What might be called the Bosnian character of the Somalia ceasefire emerged within days of its initialling, with the death of Marine Anthony Botello in the capital on 25 January. On the same day, the Pax Americana was also breached in Kismayo, where as many as ten Somalis were killed, and forty wounded, during clashes involving United States helicopters. They destroyed six technicals, an armoured vehicle and a rocket-launcher belonging to General Mohammed Said Hersi Morgan, Barre’s son-in-law. The incident revealed that the Americans were ready to interpret their mandate ever more loosely: their firepower was being used not to escort aid lorries, or even to go after bandits, but to intervene directly between warring clans. General Morgan had been threatening to capture Kismayo from Colonel Omar Jess, who is an ally of Aideed: Aideed understandably thanked the Americans for inflicting such damage on his enemy, graciously overlooking the trashing they had given his own compound a fortnight earlier. ‘It starts to look an awful lot like more traditional police work,’ said Marine Colonel Chip Gregson, who was presumably thinking of the kind of old-fashoined community policing that the LAPD administered to Rodney King.

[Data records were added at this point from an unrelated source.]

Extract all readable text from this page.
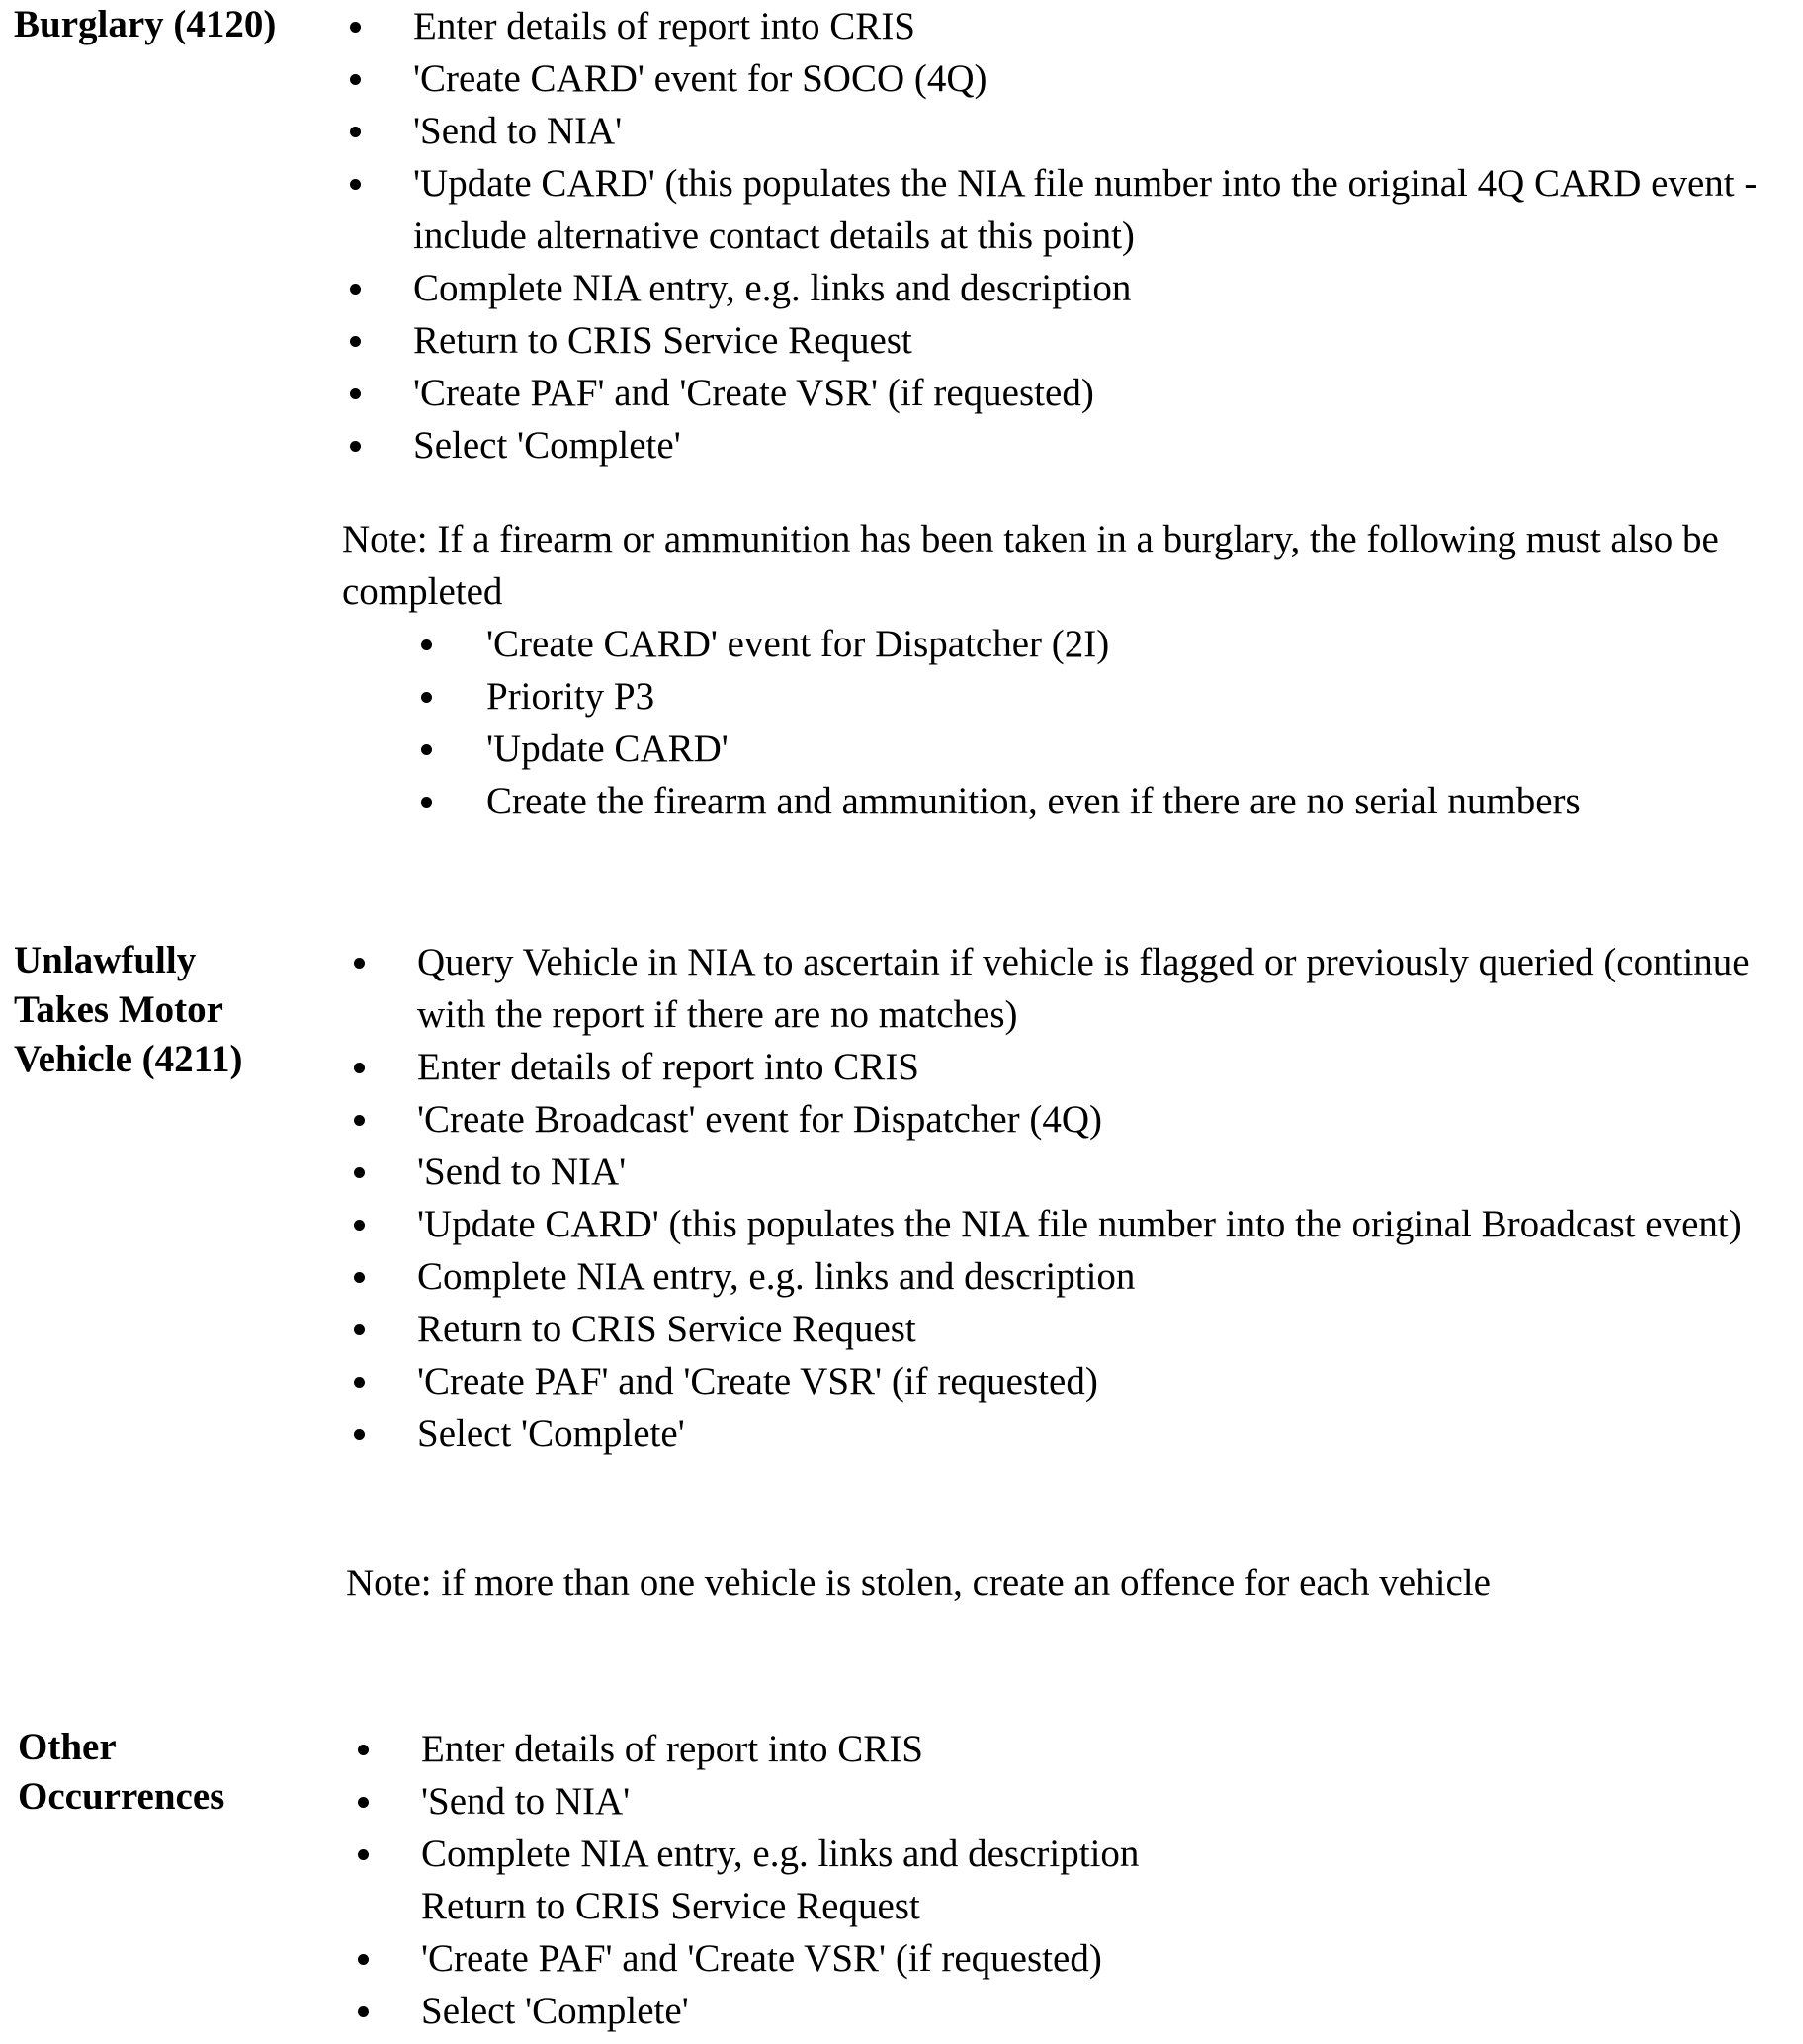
Burglary (4120)	Enter details of report into CRIS
'Create CARD' event for SOCO (4Q)
'Send to NIA'
'Update CARD' (this populates the NIA file number into the original 4Q CARD event - include alternative contact details at this point)
Complete NIA entry, e.g. links and description
Return to CRIS Service Request
'Create PAF' and 'Create VSR' (if requested)
Select 'Complete'

Note: If a firearm or ammunition has been taken in a burglary, the following must also be completed

'Create CARD' event for Dispatcher (2I)
Priority P3
'Update CARD'
Create the firearm and ammunition, even if there are no serial numbers
Unlawfully
Takes Motor
Vehicle (4211)
Query Vehicle in NIA to ascertain if vehicle is flagged or previously queried (continue with the report if there are no matches)
Enter details of report into CRIS
'Create Broadcast' event for Dispatcher (4Q)
'Send to NIA'
'Update CARD' (this populates the NIA file number into the original Broadcast event)
Complete NIA entry, e.g. links and description
Return to CRIS Service Request
'Create PAF' and 'Create VSR' (if requested)
Select 'Complete'

Note: if more than one vehicle is stolen, create an offence for each vehicle

Other
Occurrences
Enter details of report into CRIS
'Send to NIA'
Complete NIA entry, e.g. links and description
Return to CRIS Service Request
'Create PAF' and 'Create VSR' (if requested)
Select 'Complete'
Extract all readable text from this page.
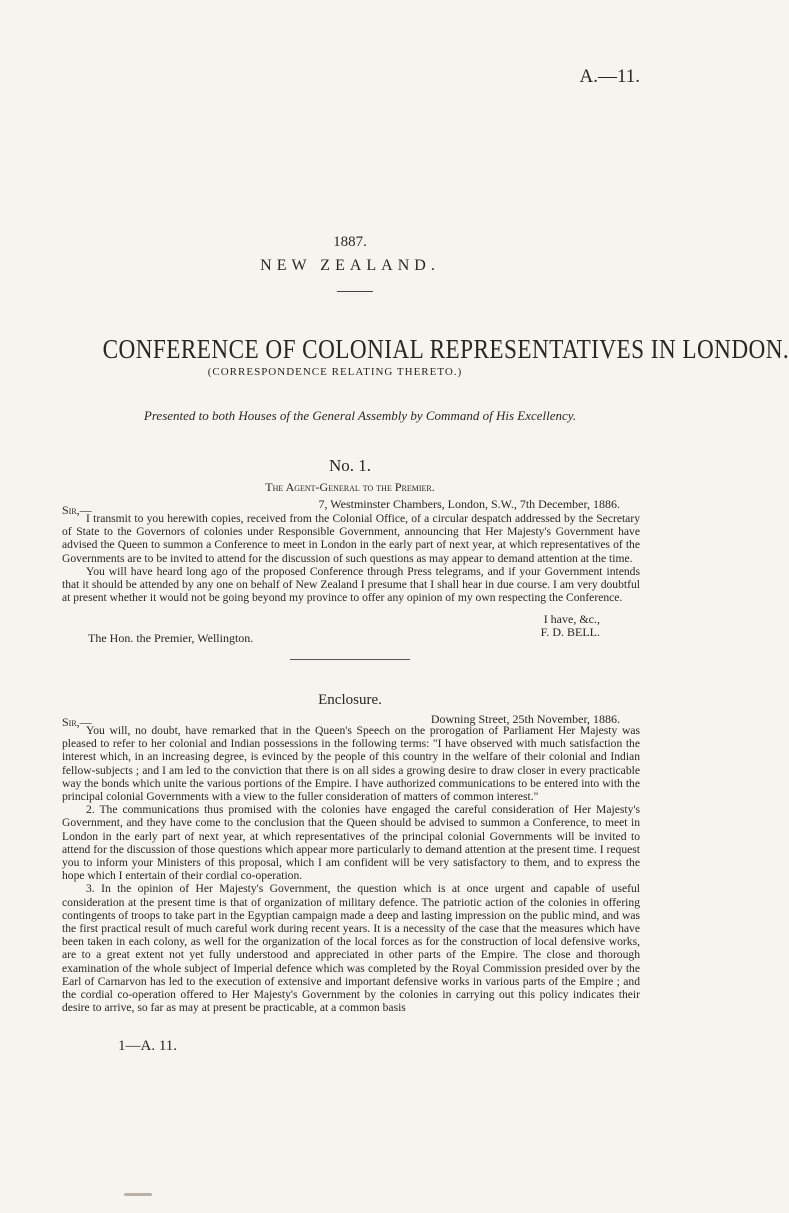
A.—11.
1887.
NEW ZEALAND.
CONFERENCE OF COLONIAL REPRESENTATIVES IN LONDON.
(CORRESPONDENCE RELATING THERETO.)
Presented to both Houses of the General Assembly by Command of His Excellency.
No. 1.
The Agent-General to the Premier.
Sir,—	7, Westminster Chambers, London, S.W., 7th December, 1886.

I transmit to you herewith copies, received from the Colonial Office, of a circular despatch addressed by the Secretary of State to the Governors of colonies under Responsible Government, announcing that Her Majesty's Government have advised the Queen to summon a Conference to meet in London in the early part of next year, at which representatives of the Governments are to be invited to attend for the discussion of such questions as may appear to demand attention at the time.

You will have heard long ago of the proposed Conference through Press telegrams, and if your Government intends that it should be attended by any one on behalf of New Zealand I presume that I shall hear in due course. I am very doubtful at present whether it would not be going beyond my province to offer any opinion of my own respecting the Conference.

I have, &c.,
F. D. BELL.
The Hon. the Premier, Wellington.
Enclosure.
Sir,—	Downing Street, 25th November, 1886.

You will, no doubt, have remarked that in the Queen's Speech on the prorogation of Parliament Her Majesty was pleased to refer to her colonial and Indian possessions in the following terms: "I have observed with much satisfaction the interest which, in an increasing degree, is evinced by the people of this country in the welfare of their colonial and Indian fellow-subjects ; and I am led to the conviction that there is on all sides a growing desire to draw closer in every practicable way the bonds which unite the various portions of the Empire. I have authorized communications to be entered into with the principal colonial Governments with a view to the fuller consideration of matters of common interest."

2. The communications thus promised with the colonies have engaged the careful consideration of Her Majesty's Government, and they have come to the conclusion that the Queen should be advised to summon a Conference, to meet in London in the early part of next year, at which representatives of the principal colonial Governments will be invited to attend for the discussion of those questions which appear more particularly to demand attention at the present time. I request you to inform your Ministers of this proposal, which I am confident will be very satisfactory to them, and to express the hope which I entertain of their cordial co-operation.

3. In the opinion of Her Majesty's Government, the question which is at once urgent and capable of useful consideration at the present time is that of organization of military defence. The patriotic action of the colonies in offering contingents of troops to take part in the Egyptian campaign made a deep and lasting impression on the public mind, and was the first practical result of much careful work during recent years. It is a necessity of the case that the measures which have been taken in each colony, as well for the organization of the local forces as for the construction of local defensive works, are to a great extent not yet fully understood and appreciated in other parts of the Empire. The close and thorough examination of the whole subject of Imperial defence which was completed by the Royal Commission presided over by the Earl of Carnarvon has led to the execution of extensive and important defensive works in various parts of the Empire ; and the cordial co-operation offered to Her Majesty's Government by the colonies in carrying out this policy indicates their desire to arrive, so far as may at present be practicable, at a common basis

1—A. 11.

Some American military spokesmen have hinted that they would like to hand over to the UN sooner rather than later – of a complement of nine thousand Marines, only about a tenth have been replaced by UN personnel so far. Rapid repatriation seems unlikely, however, in the light of resurgent clan strife, and the newly-advertised American willingness to break it up. The only people who have been getting away are aid workers in Kismayo, many of whom have been withdrawn for their own safety. Relief flights have also been scaled down; ironically, the decision was made just as Lockheed took a full page in the Herald Tribune showing its aircraft bearing food to Somalia.